At Facebook, we felt that traditional titles such as Business Analyst, Statistician, Engineer, and Research Scientist didn’t quite capture what we were after for our team. The workload for the role was diverse: on any given day, a team member could author a multistage processing pipeline in Python, design a hypothesis test, perform a regression analysis over data samples with R, design and implement an algorithm for some data-intensive product or service in Hadoop, or communicate the results of our analyses to other members of the organization in a clear and concise fashion. To capture the skill set required to perform this multitude of tasks, we created the role of “Data Scientist.”

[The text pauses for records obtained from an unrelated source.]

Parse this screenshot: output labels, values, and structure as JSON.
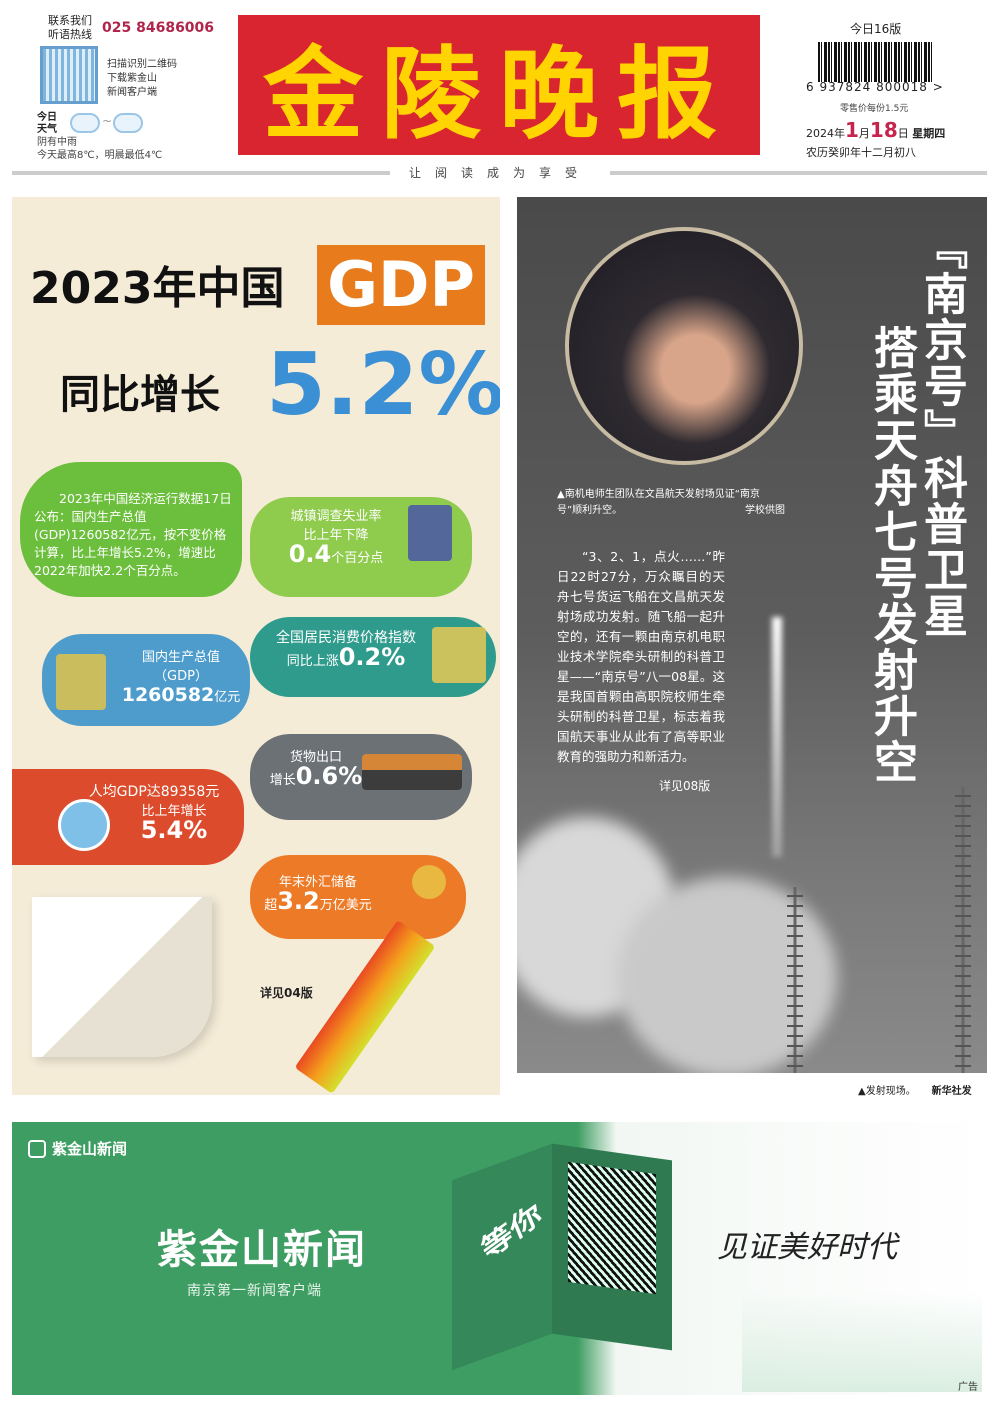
{
  "header": {
    "hotline_label": "联系我们 听语热线",
    "hotline": "025 84686006",
    "qr_text": [
      "扫描识别二维码",
      "下载紫金山",
      "新闻客户端"
    ],
    "weather_label": "今日 天气",
    "weather_tilde": "~",
    "weather_desc": "阴有中雨",
    "weather_temp": "今天最高8℃，明晨最低4℃",
    "masthead": "金陵晚报",
    "masthead_color": "#d9252f",
    "edition": "今日16版",
    "barcode_number": "6 937824 800018 >",
    "price": "零售价每份1.5元",
    "date_year": "2024年",
    "date_month": "1",
    "date_month_unit": "月",
    "date_day": "18",
    "date_day_unit": "日",
    "weekday": "星期四",
    "lunar": "农历癸卯年十二月初八",
    "slogan": "让阅读成为享受"
  },
  "gdp": {
    "title1": "2023年中国",
    "title_gdp": "GDP",
    "title2": "同比增长",
    "title_pct": "5.2%",
    "intro": "2023年中国经济运行数据17日公布：国内生产总值(GDP)1260582亿元，按不变价格计算，比上年增长5.2%，增速比2022年加快2.2个百分点。",
    "unemployment": {
      "line1": "城镇调查失业率",
      "line2": "比上年下降",
      "value": "0.4",
      "unit": "个百分点"
    },
    "gdp_total": {
      "line1": "国内生产总值",
      "line2": "（GDP）",
      "value": "1260582",
      "unit": "亿元"
    },
    "cpi": {
      "line1": "全国居民消费价格指数",
      "prefix": "同比上涨",
      "value": "0.2%"
    },
    "exports": {
      "line1": "货物出口",
      "prefix": "增长",
      "value": "0.6%"
    },
    "per_capita": {
      "line1": "人均GDP达89358元",
      "line2": "比上年增长",
      "value": "5.4%"
    },
    "fx": {
      "line1": "年末外汇储备",
      "prefix": "超",
      "value": "3.2",
      "unit": "万亿美元"
    },
    "see_more": "详见04版"
  },
  "satellite": {
    "headline_col1": "『南京号』科普卫星",
    "headline_col2": "搭乘天舟七号发射升空",
    "photo_caption": "▲南机电师生团队在文昌航天发射场见证“南京号”顺利升空。",
    "photo_credit": "学校供图",
    "body": "“3、2、1，点火……”昨日22时27分，万众瞩目的天舟七号货运飞船在文昌航天发射场成功发射。随飞船一起升空的，还有一颗由南京机电职业技术学院牵头研制的科普卫星——“南京号”八一08星。这是我国首颗由高职院校师生牵头研制的科普卫星，标志着我国航天事业从此有了高等职业教育的强助力和新活力。",
    "see_more": "详见08版",
    "launch_caption": "▲发射现场。",
    "launch_credit": "新华社发"
  },
  "ad": {
    "logo": "紫金山新闻",
    "title": "紫金山新闻",
    "subtitle": "南京第一新闻客户端",
    "cube_text": "等你",
    "slogan": "见证美好时代",
    "ad_label": "广告",
    "brand_color": "#3e9d62"
  }
}
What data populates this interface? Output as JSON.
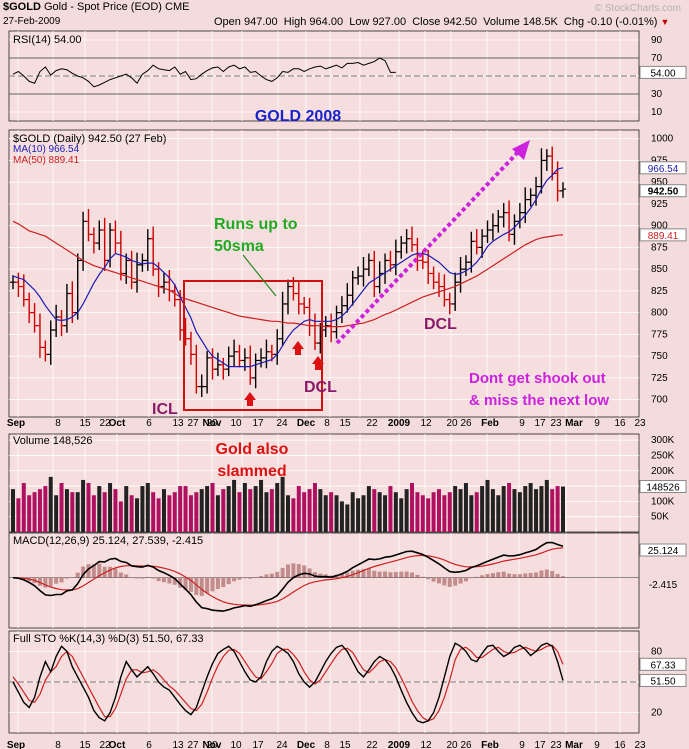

The part in italics sounds a lot like my everyday work activities. Maybe I’ve been a data scientist all along without even knowing it?

There is lots of other interesting stuff in the book. You will read about how to design an image processing system for a space shuttle going to Mars, how to shoot a Radiohead video without actually using film, how to visualize scientific data in Second Life, and much more.

There’s no point in enumerating all of the interesting topics here – suffice to say that I recommend it to anyone who want to understand more about real-life data analysis challenges. After you’ve been blown away by all the cool projects and methods, don’t forget to cool off with Coco Krumme’s sober chapter which outlines what data can’t do and how we frequently get fooled by data and fail to intuitively understand probabilities. A refreshing pinch of skepticism.